De grote mobiliteit van het personeel zorgde ervoor dat de bedrijven konden beschikken over een vast en goed opgeleid personeelsbestand. Dure reorganisaties als gevolg van een teruglopende productie, waarbij werknemers gedwongen ontslagen moesten worden, konden op deze manier voorkomen worden. Dit was zowel in het belang van de bedrijven als van de werknemers. Op deze manier is het personeelsbestand van bedrijven in het verleden wel eens tot de helft teruggebracht zonder dat er werknemers ontslagen hoefden te worden.

Doordat de werknemers een vast dienstverband hadden, konden voor deze werknemers langdurige opleidingsprogramma’s gemaakt worden zoals de Vapro-opleidingen. Op deze manier was het ook voor de werkgevers aantrekkelijk om door middel van opleidingen in hun mensen te investeren. Doordat er bij het totale Wavin-concern elk jaar een flink aantal jonge mensen in dienst kwamen, konden met scholen en opleidingsinstituten speciale afspraken gemaakt worden voor de opleiding van de Wavin-leerlingen. Opleidingen konden zo meer toegesneden worden op de behoeften van de Wavin-bedrijven.

De Wavin-bedrijven vormden met elkaar een groot concern. Dit had als voordeel dat indien een werknemer gedeeltelijk arbeidsongeschikt raakte en er bij het bedrijf waar hij op dat moment werkte geen andere geschikte arbeidsplaats voor hem was, er bij de andere Wavin-bedrijven gezocht kon worden om deze werknemer daar te herplaatsen. Op deze manier kwam het vrijwel nooit voor dat een gedeeltelijk arbeidsongeschikte werknemer ontslagen moest worden, omdat er voor hem geen passend werk meer was.

Uiteenvallen van de Wavin-groep in Nederland

De directie van Wavin ziet het produceren van kunststof leidingsystemen als haar hoofddoelstelling.

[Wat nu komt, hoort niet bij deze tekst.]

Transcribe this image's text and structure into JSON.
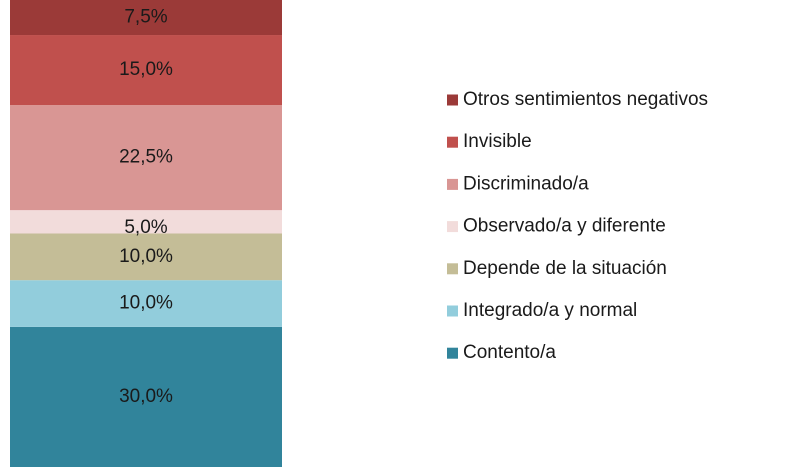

Begin jaren negentig van de vorige eeuw is Wavin daarom begonnen met het afstoten van bedrijven die niet tot deze kerntaak behoorden. Dit waren onder meer de bedrijven die kratten, profielen, plastic folies of machines en gereedschappen maakten of zich bezig hielden met recycling of dienstverlening. Deze bedrijven werden verzelfstandigd of verkocht aan andere bedrijven. Door de verkoop of verzelfstandiging van een bedrijf ging het personeel dat in dat bedrijf werkzaam was, automatisch over van de loonlijst van Wavin Nederland naar de loonlijst van het betreffende bedrijf.

Door het uiteenvallen van de Wavin-groep kwam de mobiliteit van het personeel tussen de verschillende bedrijven in gevaar. Door de afname van de mogelijkheid om personeel tussen bedrijven over te plaatsen, zou de zekerheid van werknemers op betaald werk ook kunnen verminderen. De mogelijkheden voor herplaatsing bij reorganisaties of in geval van arbeidsongeschiktheid zijn bij kleinere bedrijven geringer dan bij een groot bedrijf. Indien elke werkgever verder zelf zaken als verzekeringen, opleidingen, werving van personeel e.d. zou moeten gaan regelen, verdwijnen namelijk bepaalde financiële schaalvoordelen die een groot concern heeft. Een groot concern kan immers bepaalde zaken goedkoper inkopen dan een klein bedrijf. In een vroeg stadium van de reorganisatie van de Wavin-groep werd daarom nagedacht hoe de verschillende voordelen toch behouden konden worden.